I knew it was coming, and yet did nothing to prevent the disastrous outcome. I ate, drank and avoided the gym as though my soul would set fire by stepping foot on the stair-stepper. And here I sit, hideously encased in the one female torture device known to bring grown women to tears – if not AA meetings; the bathing suit.
Visual – if a Vienna sausage mated with extra lumpy cottage cheese and dressed their resulting off-spring in spandex – Poof – you’ve got me in my finest beach wear. And yes, I know women everywhere, from the size 2 to the size 20 feel equal torment over this body-image obstacle – but I’m particularly sensitive to this issue today as our beach vacation approaches. Surf, sand and shame – bring it!

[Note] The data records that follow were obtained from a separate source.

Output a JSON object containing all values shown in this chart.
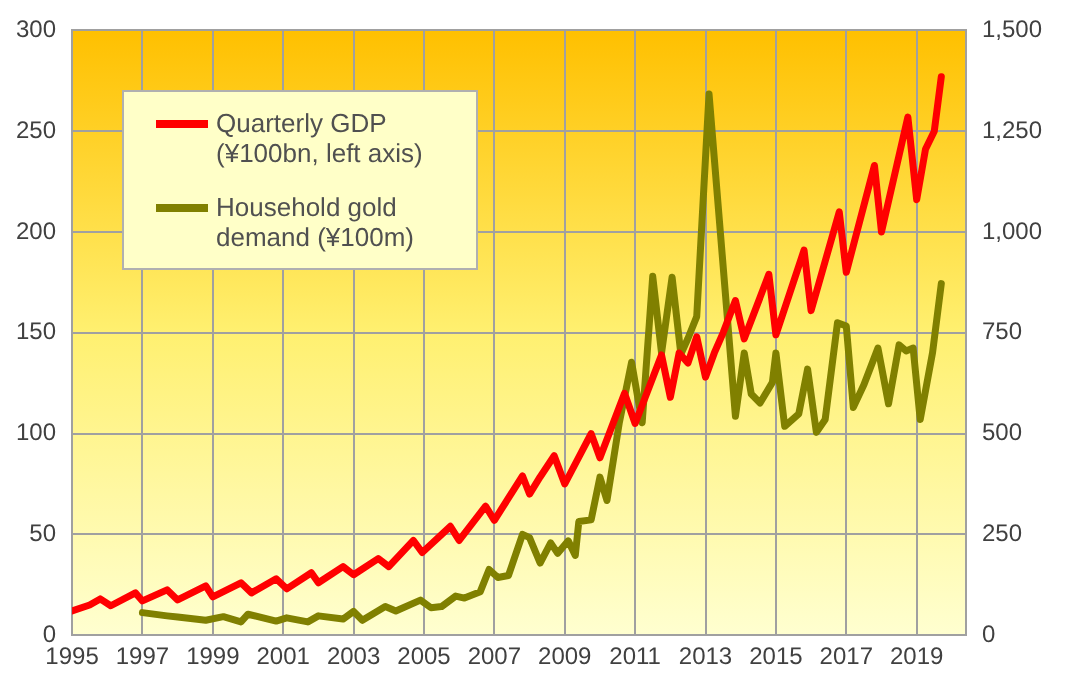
{
  "chart_data": {
    "type": "line",
    "xlim": [
      1995,
      2020.4
    ],
    "xticks": [
      1995,
      1997,
      1999,
      2001,
      2003,
      2005,
      2007,
      2009,
      2011,
      2013,
      2015,
      2017,
      2019
    ],
    "ylim": [
      0,
      300
    ],
    "yticks": [
      0,
      50,
      100,
      150,
      200,
      250,
      300
    ],
    "y2lim": [
      0,
      1500
    ],
    "y2ticks": [
      0,
      250,
      500,
      750,
      {
        "value": 1000,
        "label": "1,000"
      },
      {
        "value": 1250,
        "label": "1,250"
      },
      {
        "value": 1500,
        "label": "1,500"
      }
    ],
    "grid": true,
    "legend": "top left",
    "marker": "none",
    "line_style": "solid",
    "series": [
      {
        "name": "Quarterly GDP (¥100bn, left axis)",
        "color": "#ff0000",
        "x": [
          1995,
          1995.5,
          1995.8,
          1996.1,
          1996.8,
          1997,
          1997.7,
          1998,
          1998.8,
          1999,
          1999.8,
          2000.1,
          2000.8,
          2001.1,
          2001.8,
          2002,
          2002.7,
          2003,
          2003.7,
          2004,
          2004.7,
          2004.95,
          2005.75,
          2006,
          2006.75,
          2007,
          2007.8,
          2008,
          2008.3,
          2008.7,
          2009,
          2009.75,
          2010,
          2010.7,
          2011,
          2011.75,
          2012,
          2012.25,
          2012.5,
          2012.75,
          2013,
          2013.25,
          2013.5,
          2013.85,
          2014.1,
          2014.8,
          2015,
          2015.8,
          2016,
          2016.8,
          2017,
          2017.8,
          2018,
          2018.75,
          2019,
          2019.25,
          2019.5,
          2019.7
        ],
        "values": [
          12,
          15,
          18,
          14.6,
          21,
          17,
          22.5,
          17.5,
          24.5,
          19,
          26,
          21,
          28,
          23,
          31,
          26,
          34,
          30,
          38,
          34,
          47,
          41,
          54,
          47,
          64,
          57,
          79,
          70,
          78.5,
          89,
          75,
          100,
          88,
          120,
          105,
          139,
          118,
          140,
          135,
          148,
          128,
          140,
          150,
          166,
          147,
          179,
          149,
          191,
          161,
          210,
          180,
          233,
          200,
          257,
          216,
          241,
          250,
          277
        ]
      },
      {
        "name": "Household gold demand (¥100m)",
        "color": "#808000",
        "axis": "y2",
        "x": [
          1997,
          1997.7,
          1998,
          1998.8,
          1999.3,
          1999.8,
          2000,
          2000.8,
          2001.1,
          2001.7,
          2002,
          2002.7,
          2003,
          2003.25,
          2003.9,
          2004.2,
          2004.9,
          2005.2,
          2005.5,
          2005.9,
          2006.15,
          2006.6,
          2006.85,
          2007.1,
          2007.4,
          2007.8,
          2008,
          2008.3,
          2008.6,
          2008.8,
          2009.1,
          2009.3,
          2009.4,
          2009.75,
          2010,
          2010.2,
          2010.55,
          2010.9,
          2011.2,
          2011.5,
          2011.75,
          2012.05,
          2012.3,
          2012.5,
          2012.75,
          2013.1,
          2013.85,
          2014.1,
          2014.3,
          2014.55,
          2014.9,
          2015,
          2015.25,
          2015.65,
          2015.9,
          2016.15,
          2016.4,
          2016.75,
          2017,
          2017.2,
          2017.5,
          2017.9,
          2018.2,
          2018.5,
          2018.7,
          2018.9,
          2019.1,
          2019.45,
          2019.7
        ],
        "values": [
          56,
          48,
          45,
          37,
          46,
          33,
          52,
          35,
          43,
          33,
          48,
          40,
          59,
          37,
          71,
          60,
          87,
          68,
          71,
          97,
          92,
          108,
          163,
          143,
          148,
          250,
          242,
          179,
          229,
          203,
          234,
          198,
          282,
          286,
          392,
          334,
          527,
          677,
          527,
          890,
          700,
          888,
          697,
          736,
          790,
          1342,
          543,
          700,
          598,
          576,
          627,
          700,
          518,
          549,
          660,
          503,
          535,
          775,
          767,
          565,
          621,
          712,
          574,
          720,
          705,
          712,
          535,
          700,
          872
        ]
      }
    ]
  }
}
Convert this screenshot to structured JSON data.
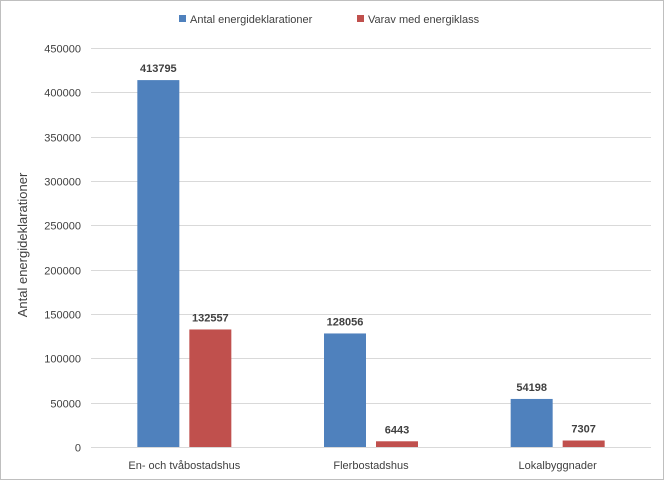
{
  "chart_data": {
    "type": "bar",
    "title": "",
    "xlabel": "",
    "ylabel": "Antal energideklarationer",
    "categories": [
      "En- och tvåbostadshus",
      "Flerbostadshus",
      "Lokalbyggnader"
    ],
    "series": [
      {
        "name": "Antal energideklarationer",
        "values": [
          413795,
          128056,
          54198
        ],
        "color": "#4f81bd"
      },
      {
        "name": "Varav med energiklass",
        "values": [
          132557,
          6443,
          7307
        ],
        "color": "#c0504d"
      }
    ],
    "ylim": [
      0,
      450000
    ],
    "yticks": [
      0,
      50000,
      100000,
      150000,
      200000,
      250000,
      300000,
      350000,
      400000,
      450000
    ],
    "grid": true,
    "legend_position": "top"
  }
}
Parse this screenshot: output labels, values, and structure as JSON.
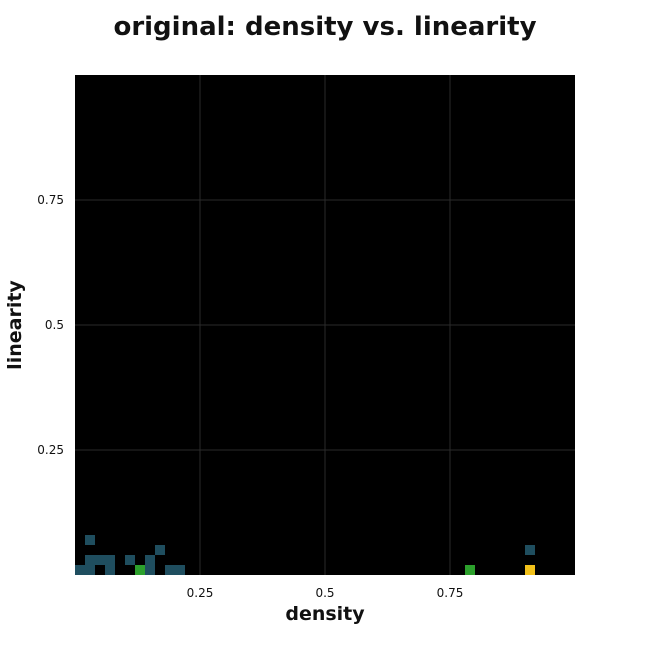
{
  "chart_data": {
    "type": "heatmap",
    "title": "original: density vs. linearity",
    "xlabel": "density",
    "ylabel": "linearity",
    "xlim": [
      0,
      1
    ],
    "ylim": [
      0,
      1
    ],
    "xticks": [
      0.25,
      0.5,
      0.75
    ],
    "xtick_labels": [
      "0.25",
      "0.5",
      "0.75"
    ],
    "yticks": [
      0.25,
      0.5,
      0.75
    ],
    "ytick_labels": [
      "0.25",
      "0.5",
      "0.75"
    ],
    "grid": true,
    "background": "#000000",
    "bin_size": 0.02,
    "colors": {
      "low": "#1f4e5f",
      "mid": "#2ca02c",
      "high": "#f2c11a"
    },
    "cells": [
      {
        "x": 0.0,
        "y": 0.0,
        "level": "low"
      },
      {
        "x": 0.02,
        "y": 0.0,
        "level": "low"
      },
      {
        "x": 0.02,
        "y": 0.02,
        "level": "low"
      },
      {
        "x": 0.02,
        "y": 0.06,
        "level": "low"
      },
      {
        "x": 0.04,
        "y": 0.02,
        "level": "low"
      },
      {
        "x": 0.06,
        "y": 0.0,
        "level": "low"
      },
      {
        "x": 0.06,
        "y": 0.02,
        "level": "low"
      },
      {
        "x": 0.1,
        "y": 0.02,
        "level": "low"
      },
      {
        "x": 0.12,
        "y": 0.0,
        "level": "mid"
      },
      {
        "x": 0.14,
        "y": 0.0,
        "level": "low"
      },
      {
        "x": 0.14,
        "y": 0.02,
        "level": "low"
      },
      {
        "x": 0.16,
        "y": 0.04,
        "level": "low"
      },
      {
        "x": 0.18,
        "y": 0.0,
        "level": "low"
      },
      {
        "x": 0.2,
        "y": 0.0,
        "level": "low"
      },
      {
        "x": 0.78,
        "y": 0.0,
        "level": "mid"
      },
      {
        "x": 0.9,
        "y": 0.0,
        "level": "high"
      },
      {
        "x": 0.9,
        "y": 0.04,
        "level": "low"
      }
    ]
  }
}
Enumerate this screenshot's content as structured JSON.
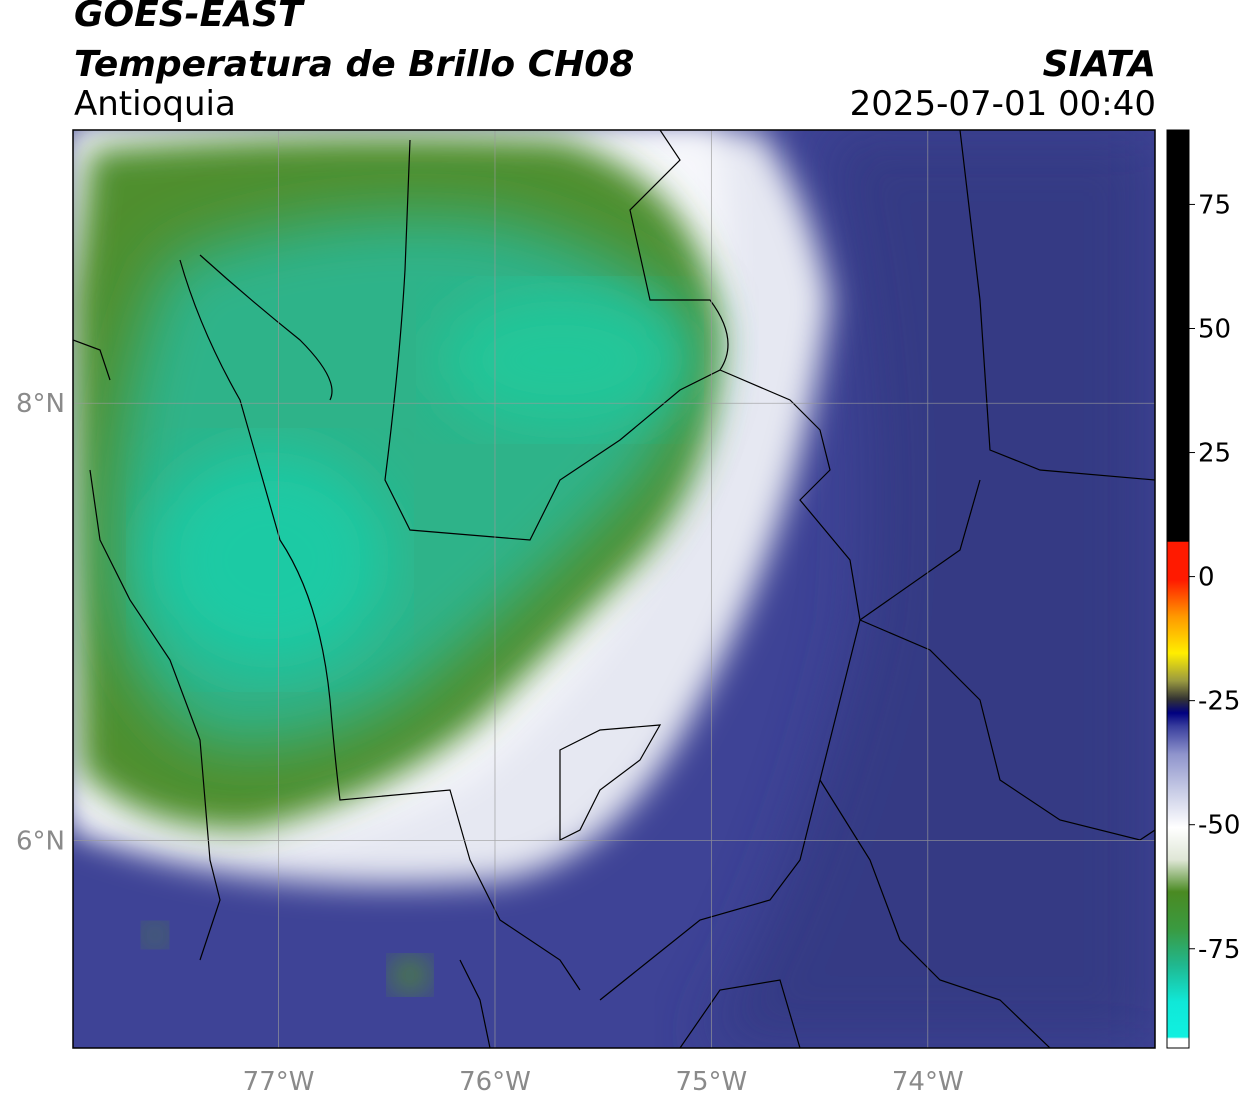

This year I noticed a trend ; wise retailers have selected magical verbiage when marketing swimwear, it’s like Harry Potter goes to the beach with his fat Aunt; vanishing waistline, illusions of longer legs, secret bust lifting properties. I’ve got news for the retailers, unless their product also comes with Siegfried and Roy, there is no illusion large enough to mask the size of my derriere.
On the upside, cover-ups are very hip, or so I’m told; unfortunately, several appear to be designed for those more vertically gifted than myself. I guess what I really need is magic beachwear that offers not only instant thinness, but height; kind of a Spanks/Stiletto mix. Do they have those at Target? I’ll let you know what I find.